The latest figures from the Halifax, the UK’s largest mortgage lender, show house prices are on the rise.
According to the latest Halifax House Price Index, April saw a 1.1% rise in prices, taking the value of the average home to £166,094. The figures are significantly different than those released by the Nationwide, which indicated prices actually fell by 0.10% in April.
The Halifax also revealed house prices rose by 1.3% over the past quarter and by 2% during the last 12 months, again well above the Nationwide’s figure of 0.90%.
Commenting on the figures, Martin Ellis, Housing Economist at the Halifax, said: “House prices continue to pick up gradually. Prices in the three months to April 2013 were 1.3% higher than in the preceding three months, marking the fifth consecutive increase in house prices on this measure. The relatively low level of mortgage payments in relation to income continues to provide support for the market.”
Growth in house prices
According to the Halifax, house prices are now rising at the fastest annual rate since September 2010.
Housing experts believe the relatively low level of mortgage repayments, pushed down by low interest rates, are helping to prop up the housing market. According to the Halifax, mortgage repayments now account for 28% of disposable household income, compared to a peak of 48% in 2007 and a long term average of 36%.
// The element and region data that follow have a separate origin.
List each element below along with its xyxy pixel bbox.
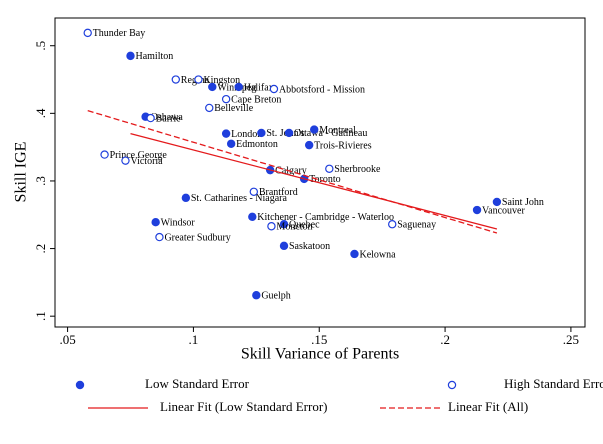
point (267, 222, 276, 231)
point (284, 128, 294, 138)
point-label: Thunder Bay (93, 28, 146, 39)
point (208, 82, 217, 92)
point-label: Prince George (110, 150, 168, 161)
point-label: Greater Sudbury (164, 232, 230, 243)
point-label: Saguenay (397, 220, 436, 231)
y-tick-label: .1 (33, 311, 48, 321)
legend-marker (75, 380, 85, 390)
point-label: Edmonton (236, 139, 278, 150)
point (194, 75, 203, 84)
point (205, 103, 214, 113)
point-label: Moncton (276, 222, 312, 233)
legend-marker (447, 380, 457, 390)
point-label: St. Catharines - Niagara (191, 193, 288, 204)
point-label: Oshawa (151, 112, 184, 123)
point-label: Saskatoon (289, 241, 330, 252)
point (310, 125, 319, 134)
point-label: Kingston (203, 75, 240, 86)
point (100, 150, 109, 159)
point (249, 187, 259, 196)
point (126, 51, 135, 61)
point (234, 82, 243, 92)
point-label: Vancouver (482, 205, 525, 216)
point (257, 128, 266, 138)
point (279, 241, 289, 251)
x-tick-label: .1 (189, 332, 199, 347)
fit-line (87, 110, 498, 234)
point (472, 205, 482, 215)
point (325, 164, 334, 173)
point (226, 139, 236, 148)
x-tick-label: .25 (563, 332, 579, 347)
point (221, 129, 231, 138)
point (388, 220, 397, 229)
x-axis-label: Skill Variance of Parents (241, 346, 399, 363)
point (146, 113, 155, 123)
point-label: Hamilton (135, 51, 173, 62)
point (279, 220, 289, 229)
point-label: Ottawa - Gatineau (294, 128, 367, 139)
y-tick-label: .4 (33, 108, 48, 118)
point (151, 217, 160, 227)
legend-label: High Standard Error (504, 376, 603, 391)
y-axis-label: Skill IGE (13, 142, 30, 203)
point-label: Kitchener - Cambridge - Waterloo (257, 212, 394, 223)
point-label: Windsor (161, 217, 196, 228)
point-label: Toronto (309, 174, 341, 185)
legend-label: Linear Fit (Low Standard Error) (160, 399, 328, 414)
point-label: Kelowna (359, 249, 396, 260)
x-tick-label: .05 (59, 332, 75, 347)
point-label: Cape Breton (231, 94, 281, 105)
point (221, 94, 231, 104)
plot-frame (54, 17, 586, 328)
point (350, 249, 359, 259)
y-tick-label: .5 (33, 41, 48, 51)
point-label: Victoria (130, 156, 163, 167)
x-tick-label: .15 (311, 332, 327, 347)
point-label: Montreal (319, 125, 356, 136)
fit-line (130, 132, 498, 230)
legend-label: Low Standard Error (145, 376, 250, 391)
point-label: Abbotsford - Mission (279, 84, 365, 95)
point (248, 212, 257, 221)
point (304, 140, 314, 150)
y-tick-label: .3 (33, 176, 48, 186)
point (492, 197, 502, 207)
point-label: Trois-Rivieres (314, 140, 372, 151)
point (181, 193, 191, 203)
point-label: Saint John (502, 197, 544, 208)
point-label: Brantford (259, 187, 298, 198)
point (83, 28, 92, 38)
point (252, 291, 261, 300)
point-label: Belleville (214, 103, 253, 114)
point-label: Guelph (261, 291, 290, 302)
point-label: London (231, 129, 262, 140)
point-label: Sherbrooke (334, 164, 381, 175)
x-tick-label: .2 (440, 332, 450, 347)
y-tick-label: .2 (33, 244, 48, 254)
point (121, 156, 130, 165)
point (155, 232, 164, 242)
point-label: Barrie (156, 113, 182, 124)
point (171, 75, 180, 84)
legend-label: Linear Fit (All) (448, 399, 528, 414)
point-label: Quebec (289, 220, 320, 231)
point (269, 84, 279, 94)
point-label: Halifax (244, 82, 274, 93)
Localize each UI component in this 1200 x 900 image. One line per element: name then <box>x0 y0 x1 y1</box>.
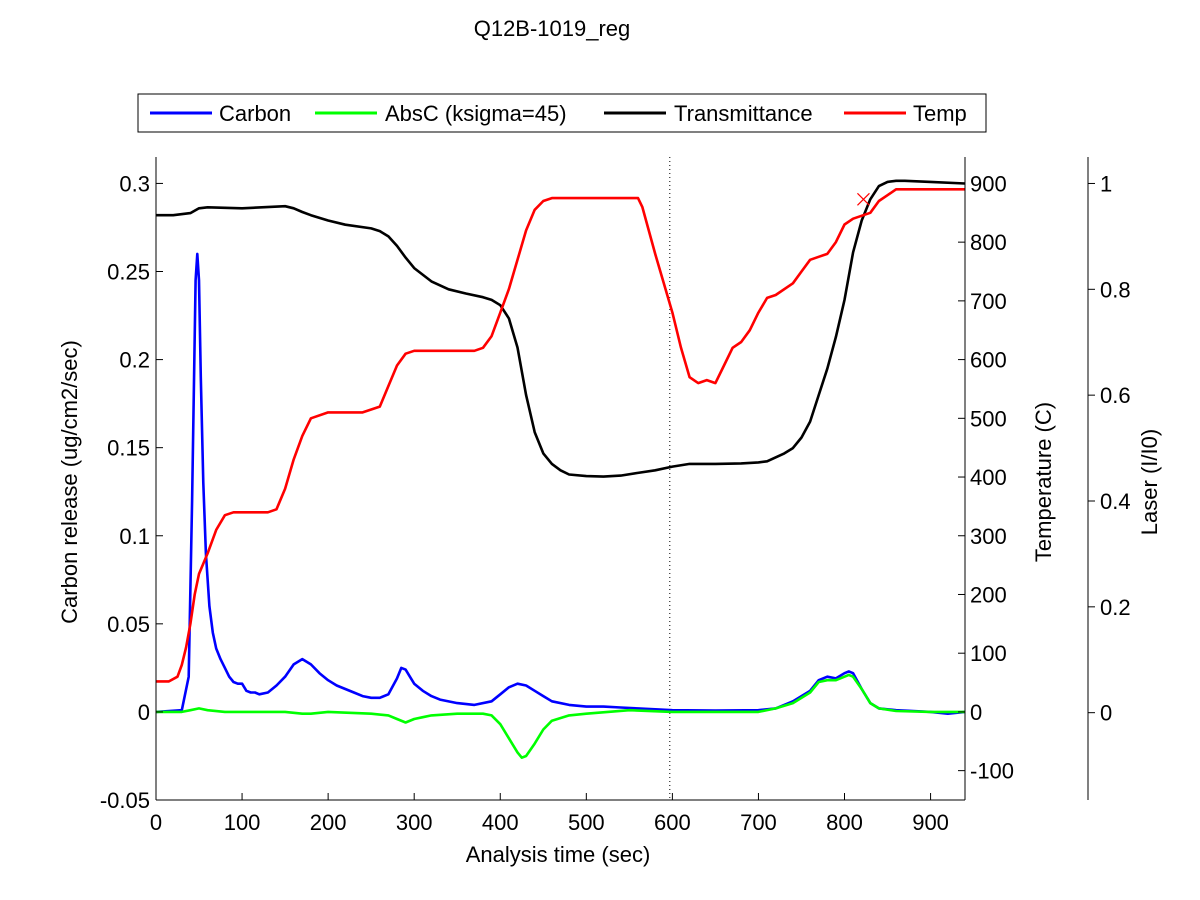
x-tick-label: 500 <box>568 810 605 835</box>
laser-tick-label: 0.6 <box>1100 383 1131 408</box>
x-ticks: 0 100 200 300 400 500 600 700 800 900 <box>150 793 949 835</box>
laser-tick-label: 0 <box>1100 701 1112 726</box>
temperature-tick-label: 500 <box>970 406 1007 431</box>
series-line-transmittance <box>156 179 966 478</box>
laser-axis-label: Laser (I/I0) <box>1137 429 1162 535</box>
legend: Carbon AbsC (ksigma=45) Transmittance Te… <box>137 93 987 133</box>
left-tick-label: 0.2 <box>119 348 150 373</box>
x-tick-label: 700 <box>740 810 777 835</box>
left-tick-label: 0.05 <box>107 612 150 637</box>
temperature-tick-label: 300 <box>970 524 1007 549</box>
left-tick-label: 0 <box>138 700 150 725</box>
laser-ticks: 0 0.2 0.4 0.6 0.8 1 <box>1088 171 1131 726</box>
temperature-axis-label: Temperature (C) <box>1031 402 1056 562</box>
chart-title: Q12B-1019_reg <box>474 16 631 41</box>
legend-label-carbon: Carbon <box>219 101 291 126</box>
series-line-temp <box>156 188 965 683</box>
temperature-tick-label: 0 <box>970 700 982 725</box>
legend-label-transmittance: Transmittance <box>674 101 813 126</box>
left-tick-label: -0.05 <box>100 788 150 813</box>
temperature-tick-label: 900 <box>970 171 1007 196</box>
temperature-tick-label: -100 <box>970 759 1014 784</box>
split-point-marker <box>857 192 870 206</box>
temperature-tick-label: 400 <box>970 465 1007 490</box>
left-ticks: -0.05 0 0.05 0.1 0.15 0.2 0.25 0.3 <box>100 171 163 813</box>
temperature-tick-label: 200 <box>970 582 1007 607</box>
left-tick-label: 0.1 <box>119 524 150 549</box>
temperature-tick-label: 800 <box>970 230 1007 255</box>
laser-tick-label: 0.2 <box>1100 595 1131 620</box>
temperature-tick-label: 600 <box>970 348 1007 373</box>
x-tick-label: 300 <box>396 810 433 835</box>
series-line-carbon <box>155 252 966 715</box>
legend-label-absc: AbsC (ksigma=45) <box>385 101 567 126</box>
laser-tick-label: 0.4 <box>1100 489 1131 514</box>
x-tick-label: 400 <box>482 810 519 835</box>
temperature-ticks: -100 0 100 200 300 400 500 600 700 800 900 <box>958 171 1014 784</box>
laser-tick-label: 1 <box>1100 171 1112 196</box>
laser-tick-label: 0.8 <box>1100 277 1131 302</box>
axes: 0 100 200 300 400 500 600 700 800 900 -0.0500.050… <box>100 157 1131 835</box>
left-tick-label: 0.25 <box>107 260 150 285</box>
temperature-tick-label: 700 <box>970 289 1007 314</box>
series-line-absc <box>156 673 965 759</box>
temperature-tick-label: 100 <box>970 641 1007 666</box>
left-axis-label: Carbon release (ug/cm2/sec) <box>57 340 82 624</box>
x-tick-label: 200 <box>310 810 347 835</box>
plot-area <box>155 157 966 800</box>
x-tick-label: 900 <box>912 810 949 835</box>
left-tick-label: 0.15 <box>107 436 150 461</box>
x-tick-label: 100 <box>224 810 261 835</box>
x-axis-label: Analysis time (sec) <box>466 842 651 867</box>
legend-label-temp: Temp <box>913 101 967 126</box>
x-tick-label: 0 <box>150 810 162 835</box>
x-tick-label: 800 <box>826 810 863 835</box>
x-tick-label: 600 <box>654 810 691 835</box>
left-tick-label: 0.3 <box>119 171 150 196</box>
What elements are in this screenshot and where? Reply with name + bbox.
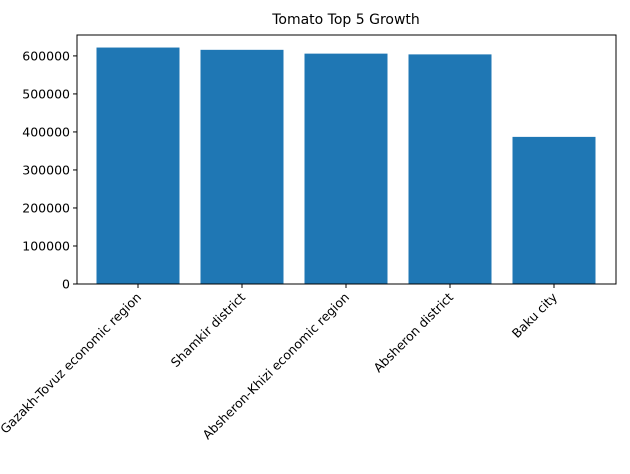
- plot-frame: [76, 34, 617, 285]
- y-tick-label: 200000: [22, 200, 70, 215]
- bar: [304, 53, 388, 285]
- x-tick-label: Shamkir district: [168, 289, 248, 369]
- y-tick-label: 500000: [22, 86, 70, 101]
- x-axis: Gazakh-Tovuz economic region Shamkir dist…: [0, 284, 561, 442]
- x-tick-label: Gazakh-Tovuz economic region: [0, 290, 144, 437]
- bar: [96, 47, 180, 284]
- x-tick-label: Baku city: [509, 289, 561, 341]
- bars: [96, 47, 596, 285]
- y-tick-label: 100000: [22, 238, 70, 253]
- bar: [408, 54, 492, 284]
- x-tick-label: Absheron district: [370, 289, 456, 375]
- chart-title: Tomato Top 5 Growth: [271, 12, 420, 28]
- y-axis: 0 100000 200000 300000 400000 500000 600000: [22, 48, 77, 292]
- bar: [512, 136, 596, 284]
- bar: [200, 49, 284, 284]
- y-tick-label: 600000: [22, 48, 70, 63]
- y-tick-label: 300000: [22, 162, 70, 177]
- y-tick-label: 400000: [22, 124, 70, 139]
- y-tick-label: 0: [62, 277, 70, 292]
However, the Halifax was quick to point out that despite price rises activity in the housing market is still subdued. Bank of England figures show the number of mortgages approved for house purchases, in the first three months of the year, were 1% down on the same period in 2012.
Martin Ellis again: “Market activity, however, remains subdued by historical standards with the number of mortgage approvals for house purchases, a leading indicator of completed house sales, easing slightly in the first quarter of 2013, according to the latest industry-wide figures.”
Looking forward to the rest of the year, Ellis said: “Weak income growth and continuing below-trend economic growth are likely to remain significant constraints on housing demand during the remainder of 2013.”